Use VARCHAR2(32767) if you know that some of your JSON documents are larger than 4000 bytes (or characters) and you are sure than none of the documents exceeds 32767 bytes (or characters)^Foot 2.

With VARCHAR2(32767), the first roughly 3.5K bytes (or characters) of a document is stored in line, as part of the table row. This means that the added cost of using VARCHAR2(32767) instead of VARCHAR2(4000) applies only to those documents that are larger than about 3.5K. If most of your documents are smaller than this then you will likely notice little performance difference from using VARCHAR2(4000).

If you use Oracle Exadata then push-down is enabled for any documents that are stored in line.
Use BLOB (binary large object) or CLOB (character large object) storage if you know that you have some JSON documents that are larger than 32767 bytes (or characters)^Foot 2.

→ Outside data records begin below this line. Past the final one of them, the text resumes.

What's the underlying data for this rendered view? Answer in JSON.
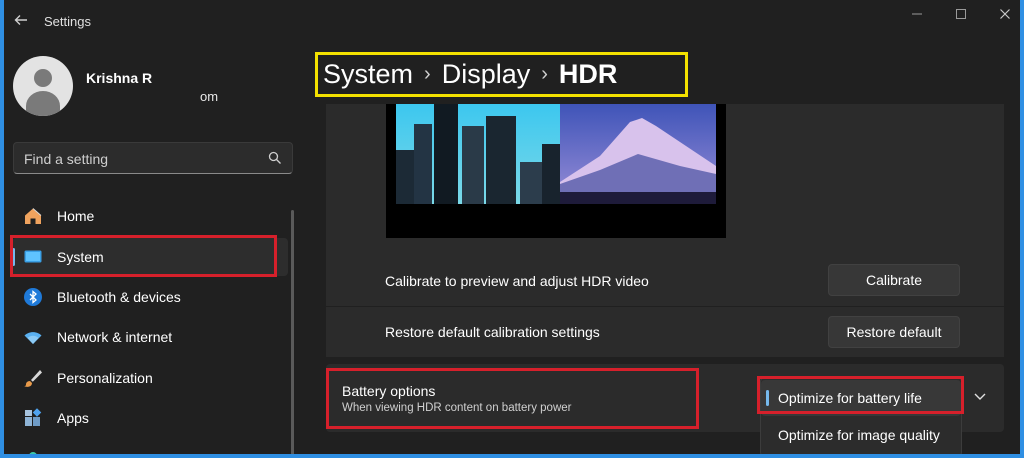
{
  "window": {
    "title": "Settings"
  },
  "user": {
    "name": "Krishna R",
    "email_fragment": "om"
  },
  "search": {
    "placeholder": "Find a setting"
  },
  "sidebar": {
    "items": [
      {
        "label": "Home",
        "icon": "home-icon"
      },
      {
        "label": "System",
        "icon": "system-icon",
        "active": true
      },
      {
        "label": "Bluetooth & devices",
        "icon": "bluetooth-icon"
      },
      {
        "label": "Network & internet",
        "icon": "wifi-icon"
      },
      {
        "label": "Personalization",
        "icon": "brush-icon"
      },
      {
        "label": "Apps",
        "icon": "apps-icon"
      }
    ]
  },
  "breadcrumb": {
    "items": [
      "System",
      "Display",
      "HDR"
    ]
  },
  "calibration": {
    "calibrate_text": "Calibrate to preview and adjust HDR video",
    "calibrate_button": "Calibrate",
    "restore_text": "Restore default calibration settings",
    "restore_button": "Restore default"
  },
  "battery": {
    "title": "Battery options",
    "subtitle": "When viewing HDR content on battery power",
    "options": [
      "Optimize for battery life",
      "Optimize for image quality"
    ],
    "selected": "Optimize for battery life"
  },
  "colors": {
    "highlight_red": "#d6202b",
    "highlight_yellow": "#f3e100",
    "accent": "#76b9ed",
    "frame": "#2f8fe3"
  }
}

Ensure That JSON Columns Contain Well-Formed JSON Data

If you use JSON data type to store your JSON data (recommended) then the data is guaranteed to be well-formed JSON data — you cannot store it otherwise.

If you do not use JSON data type to store your JSON data then you can use SQL/JSON condition is json to check whether or not some JSON data is well formed. In this case Oracle strongly recommends that you apply an is json check constraint to any JSON column, unless you expect some rows to contain something other than well-formed JSON data.

The overhead of parsing JSON is such that evaluating the condition should not have a significant impact on insert and update performance, and omitting the constraint means you cannot use the simple dot-notation syntax to query the JSON data.

What constitutes well-formed JSON data is a gray area. In practice, it is common for JSON data to have some characteristics that do not strictly follow the standard definition. You can control which syntax you require a given column of JSON data to conform to: the standard definition (strict syntax) or a JavaScript-like syntax found in common practice (lax syntax). The default SQL/JSON syntax for Oracle AI Database is lax. Which kind of syntax is used is controlled by condition is json. Applying an is json check constraint to a JSON column thus enables the use of lax JSON syntax, by default.

Related Topics

Footnote Legend

Footnote 1: With a collection table, each document automatically has a unique document-identifier field _id. With a collection view, documents can, but need not, have a document-identifier field, and it need not be named _id.
Footnote 2: Whether the limit is expressed in bytes or characters is determined by session parameter NLS_LENGTH_SEMANTICS.